“Vittorio Brumotti in prima serata su Rai2”, spunta l’ipotesi per un nuovo programma di informazione

Vittorio Brumotti potrebbe passare in Rai, dopo un lungo periodo da inviato di Striscia la Notizia, in sella alla sua bicicletta, con la quale si è cimentato in servizi spericolati per il tg satirico e non solo. A riportare la notizia è Repubblica, secondo cui al campione di bike sarebbe stato proposto un programma in prima serata.
L'indiscrezione sul programma di Vittorio Brumotti in Rai
Il nome di Brumotti è noto ai più, le sue prodezze su due ruote sono diventate un marchio che ha reso anche i suoi servizi riconoscibili, sempre alla ricerca della storia da scovare, dell'illegalità da stanare. Sarà per questa predisposizione che Paolo Corsini, il direttore degli approfondimenti Rai, avrà puntato il suo sguardo su di lui, secondo Repubblica anche dietro suggerimento di alcuni esponenti di Fratelli d'Italia. Stando a quanto riporta il quotidiano, sembrerebbe che al giornalista sia stato proposto un programma in prima serata su Rai2, con tanto di contratto a diversi zeri e un'esclusiva di due anni. Nessun commento da parte del diretto interessato che, però, è ormai lontano dal tg satirico di Antonio Ricci.

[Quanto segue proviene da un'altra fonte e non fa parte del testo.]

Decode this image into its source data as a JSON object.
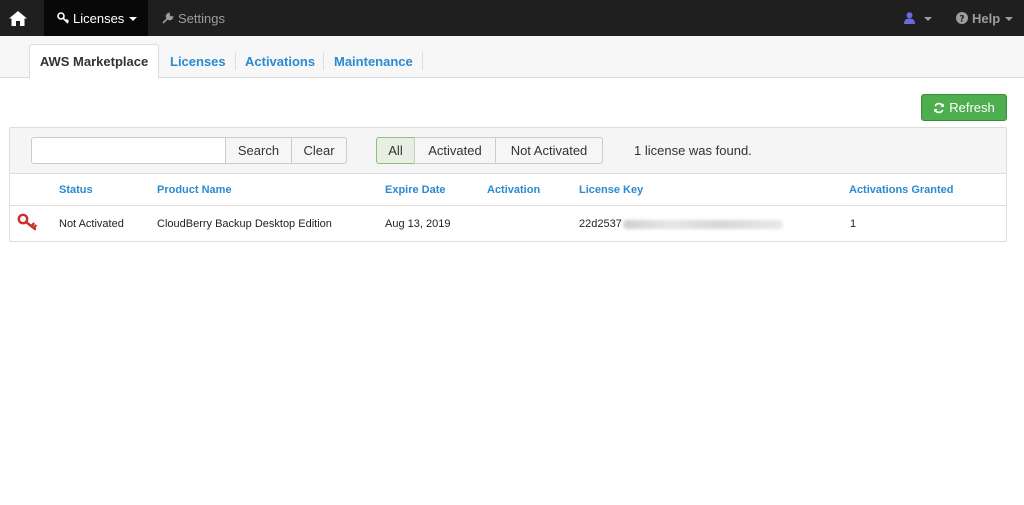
{
  "navbar": {
    "home_icon": "home-icon",
    "licenses_label": "Licenses",
    "settings_label": "Settings",
    "user_icon": "user-icon",
    "help_label": "Help"
  },
  "tabs": [
    {
      "label": "AWS Marketplace",
      "active": true
    },
    {
      "label": "Licenses",
      "active": false
    },
    {
      "label": "Activations",
      "active": false
    },
    {
      "label": "Maintenance",
      "active": false
    }
  ],
  "toolbar": {
    "refresh_label": "Refresh"
  },
  "filter": {
    "search_value": "",
    "search_button": "Search",
    "clear_button": "Clear",
    "status_options": [
      "All",
      "Activated",
      "Not Activated"
    ],
    "selected_status": "All",
    "result_text": "1 license was found."
  },
  "table": {
    "headers": [
      "Status",
      "Product Name",
      "Expire Date",
      "Activation",
      "License Key",
      "Activations Granted"
    ],
    "rows": [
      {
        "icon": "key-icon",
        "status": "Not Activated",
        "product_name": "CloudBerry Backup Desktop Edition",
        "expire_date": "Aug 13, 2019",
        "activation": "",
        "license_key_visible": "22d2537",
        "activations_granted": "1"
      }
    ]
  },
  "colors": {
    "navbar": "#1f1f1f",
    "link": "#2a8bd0",
    "success": "#4cae4c",
    "key_icon": "#c9302c",
    "user_icon": "#6a6ae0"
  }
}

L'ospitata di Brumotti da Caterina Balivo
Nella nuova versione di Striscia la Notizia, infatti, il suo nome non compare tra quello degli inviati, sebbene non manchino alcuni volti storici del programma. La notizia, però, arriva a distanza di non molti giorni dall'ospitata del biker a La Volta Buona. In quell'occasione, nel salotto di Caterina Balivo, Brumotti aveva raccontato dell'amicizia stretta con un piccolo malato oncologico da sempre suo fan. Un racconto che aveva commosso il pubblico e che aveva mostrato quel lato così attento e umano del ciclista, che a queste storie si è sempre avvicinato con delicatezza. La conduttrice non era riuscita a trattenere la commozione e aveva anche rinnovato l'invito al suo ospite per raccontare nuove storie. Dopo questa ospitata, evidentemente, ai piani alti dell'azienda qualcuno avrà visto un'opportunità, per nuove formule di racconto. Al momento, però, sarebbe tutto ancora da confermare.